With Halloween here, my mind is on kids’ natural response to stories. We’ve (unfortunately) gotten good at forcing our kids to “respond” to books in certain ways:
- Having them take a test/quiz over a book, or otherwise answer questions
- Making them write a book report
- Making them do a particular kind of project over a book
Natural response is different. Here are a couple examples of a child’s natural response to a book:
This was on a recent visit to a children’s museum (The Amazeum), in her favorite play area, a log cabin and play farm. She and I just completed her first chapter book read-aloud, Little House on the Prairie, by Laura Ingalls Wilder. I wasn’t sure how it would go, but I had picked up a discard of the book and thought we’d give it a shot. She loved it! She has been so “into” it, wanting to pretend to be Mary (not Laura! She’s already a little sister and knows how that goes–ha!). One day a couple weeks ago, we were out on a walk near a wooded area, and she asked if we could pretend to be Ma and Mary (and baby Joseph was baby Carrie). She was having a natural response to the book by wanting to pretend to be the characters. We played the same thing at the museum and even roped in the little baby girl (whom we didn’t know) to play Laura.
I’m so fascinated by this natural, joyous response to story. Isn’t it amazing? No one suggested to her that she do this pretend play; it came out of a deep-rooted desire to be a part of a great story.
Here’s another example, appropriate for Halloween:
My oldest has always enjoyed dressing up as different characters. Since he has been reading Harry Potter this year (3rd grade), he decided he wanted to be The Boy Who Lived for Halloween. I loved the idea so much that I went all out and made his robe. It’s even reversible to a Quidditch robe (his idea). This is a joyous, natural response to a character and book series he loves! And you better believe he goes around whipping out his wand and pretending to actually BE Harry while wearing this.
It can be easy to miss these natural responses from our children, so I encourage you to open your eyes to ways they are trying to respond to stories and take joy in knowing it is a peek into their little minds and hearts! Other ways they might naturally respond are:
- writing stories in the same style or about the characters (even copying parts of a story they love is great!)
- drawing pictures or other artistic expression
- telling someone else about the story (so simple and yet so powerful!)
- pretend play with toys/stuffed animals and many other ways.
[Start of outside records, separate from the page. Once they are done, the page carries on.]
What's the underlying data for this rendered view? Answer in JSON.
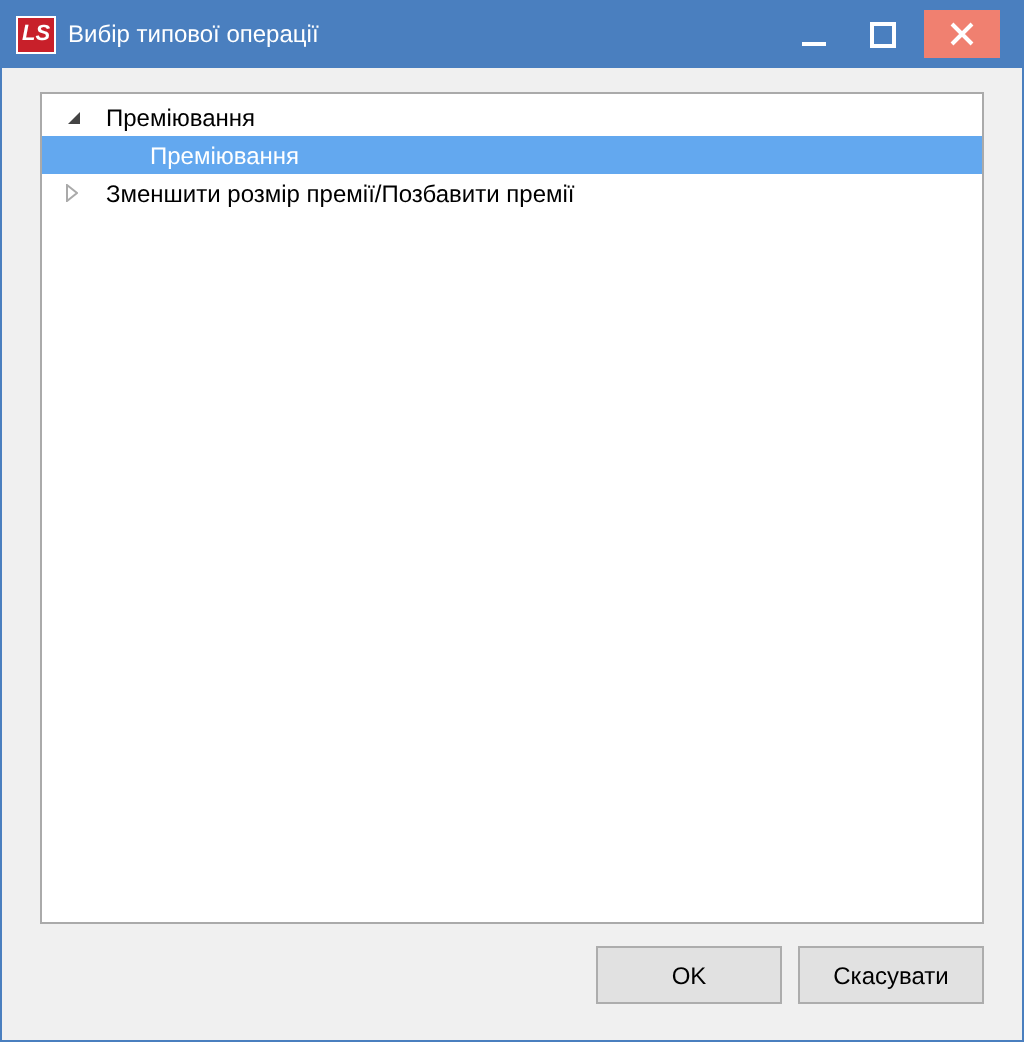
{
  "window": {
    "logo": "LS",
    "title": "Вибір типової операції"
  },
  "tree": [
    {
      "label": "Преміювання",
      "expanded": true,
      "selected": false,
      "children": [
        {
          "label": "Преміювання",
          "selected": true
        }
      ]
    },
    {
      "label": "Зменшити розмір премії/Позбавити премії",
      "expanded": false,
      "selected": false
    }
  ],
  "buttons": [
    "OK",
    "Скасувати"
  ]
}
Once, after we finished the Boxcar Children and watched it on Netflix, my son created a Minecraft world of the Boxcar Children setting! I was blown away by it. When we allow children to tap into their natural responses, and don’t force them into an “unnatural” type of response (aka, one that we have chosen for them), we will be amazed at their creativity and genius. This doesn’t mean we can’t think of and suggest ways for them to respond; for instance, we can offer craft ideas they may enjoy related to a book. But giving them choice and being open to their ideas is key in helping them become lifelong, joyful readers.